Este filme é baseado no livro The
Children, escrito pelo inglês James Vance Marshall, que também é autor de três
outros livros que foram transformados em filmes: “Santa Fé” (“Santa Fe”, 1951),
“A Ilha do Topo do Mundo” (“The Island at the Top of the World”, 1974) e “O
Menino e a Foca Dourada” (“The Golden Seal”, 1983).
O livro The Children, publicado
pela primeira vez em 1959, com apenas 125 páginas, narra a incrível jornada de
dois irmãos, sobreviventes de um desastre aéreos, e que são ajudados por um
jovem aborígene. No livro, Vance faz uma primorosa descrição do deserto, suas
características principais, fauna e flora, além de explorar com perfeição o
choque entre as culturas.
Curiosamente, este foi um dos
poucos casos em que a versão cinematográfica ficou ainda melhor que a história
original. Além de transformar em imagens e sons toda a riquíssima descrição da
natureza que o livro continha, o filme roteirizado por Edwar Bond e dirigido
por Nicolas Roeg conseguiu ir mais além, explorando uma tensão sexual entre os
personagens.
O título se refere à jornada
obrigatória que todo jovem de sua tribo tinha que fazer, vagando durante meses
no deserto australiano, e dependendo apenas de seus próprios recursos para
sobreviver.
No filme, a adolescente Mary (Jenny
Agutter) e seu irmão de seis anos, Peter (Luc Roeg) se perdem no deserto depois
que o pai tem um acesso de loucura e tenta matá-los, depois de dirigir sem rumo
até acabar o combustível.
Fugindo desesperadamente para
salvar suas vidas, os irmãos caminham pelo deserto australiano sem a menor
ideia de onde estavam, ou para onde deveriam seguir. Garotos urbanos de classe
média, eles não tinham noção de como sobreviver num ambiente tão hostil.
O acaso os faz encontrar com um
aborígene (David Gulpilil), também adolescente, que nunca havia visto uma
pessoa branca na vida. Apesar da dificuldade de comunicação, ele entende que os
dois não conhecem nada do deserto, e os toma sob sua responsabilidade. O trio
empreende uma longa jornada através do deserto, enfrentando as dificuldades
naturais, e fazendo um aprendizado mútuo.
O filme apresenta algumas
diferenças em relação ao livro, reordenando alguns eventos que tornaram a
história mais fluida e coerente.

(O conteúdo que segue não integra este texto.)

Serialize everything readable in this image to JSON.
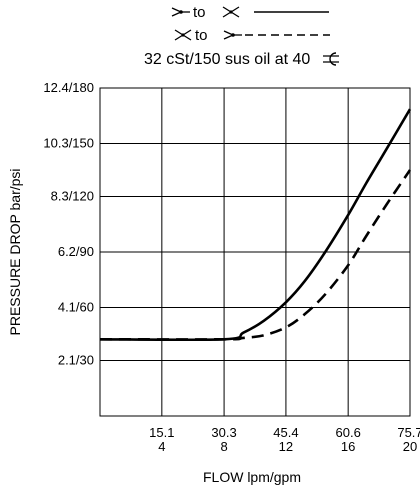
{
  "chart_data": {
    "type": "line",
    "title": "32 cSt/150 sus oil at 40",
    "title_symbol": "celsius-symbol",
    "legend": [
      {
        "name": "1 to 2",
        "from_icon": "port-1-icon",
        "to_icon": "port-2-icon",
        "text": "to",
        "line_style": "solid"
      },
      {
        "name": "2 to 1",
        "from_icon": "port-2-icon",
        "to_icon": "port-1-icon",
        "text": "to",
        "line_style": "dashed"
      }
    ],
    "xlabel": "FLOW lpm/gpm",
    "ylabel": "PRESSURE DROP bar/psi",
    "xlim": [
      0,
      75.7
    ],
    "ylim": [
      0,
      12.4
    ],
    "x_ticks": [
      {
        "value": 15.1,
        "lpm": "15.1",
        "gpm": "4"
      },
      {
        "value": 30.3,
        "lpm": "30.3",
        "gpm": "8"
      },
      {
        "value": 45.4,
        "lpm": "45.4",
        "gpm": "12"
      },
      {
        "value": 60.6,
        "lpm": "60.6",
        "gpm": "16"
      },
      {
        "value": 75.7,
        "lpm": "75.7",
        "gpm": "20"
      }
    ],
    "y_ticks": [
      {
        "value": 2.1,
        "label": "2.1/30"
      },
      {
        "value": 4.1,
        "label": "4.1/60"
      },
      {
        "value": 6.2,
        "label": "6.2/90"
      },
      {
        "value": 8.3,
        "label": "8.3/120"
      },
      {
        "value": 10.3,
        "label": "10.3/150"
      },
      {
        "value": 12.4,
        "label": "12.4/180"
      }
    ],
    "grid": true,
    "series": [
      {
        "name": "1 to 2",
        "style": "solid",
        "x": [
          0,
          30.3,
          35,
          40,
          45.4,
          50,
          55,
          60.6,
          65,
          70,
          75.7
        ],
        "y": [
          2.9,
          2.9,
          3.15,
          3.6,
          4.3,
          5.1,
          6.2,
          7.6,
          8.8,
          10.1,
          11.6
        ]
      },
      {
        "name": "2 to 1",
        "style": "dashed",
        "x": [
          0,
          30.3,
          35,
          40,
          45.4,
          50,
          55,
          60.6,
          65,
          70,
          75.7
        ],
        "y": [
          2.9,
          2.9,
          2.95,
          3.05,
          3.35,
          3.85,
          4.6,
          5.7,
          6.8,
          8.0,
          9.3
        ]
      }
    ]
  }
}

Além disso o roteirista acrescentou, de uma
forma sutil e delicada, uma crescente tensão sexual perfeitamente crível, já
que se tratava de dois adolescentes em pleno despertar da sexualidade.
Contudo, mesmo com algumas cenas de
nudez não há nada que possa ofender a sensibilidade de alguém. Nesse aspecto, o
filme foi bem ousado ao mostrar a nudez dos jovens atores, o menor deles filho
do próprio diretor. Na verdade, embora tivessem aparência de serem mais jovens,
tanto Jenny Agutter quanto David Gulpilil já tinham mais de dezoito anos à
época do filme.
Depois deste filme, os jovens
prosseguiram suas carreiras no cinema. Luc Roeg dedicou-se à produção de
filmes, e já tem uma extensa carreira, inclusive com o filme “Precisamos Falar
Sobre o Kevin”. David Gulpilil, embora limitado aos papéis de aborígene, tem
muitas atuações no cinema e na TV, como “Os Eleitos – Onde o Futuro Começa”, “Crocodilo
Dundee”, “Austrália” e o ótimo “Geração Roubada”.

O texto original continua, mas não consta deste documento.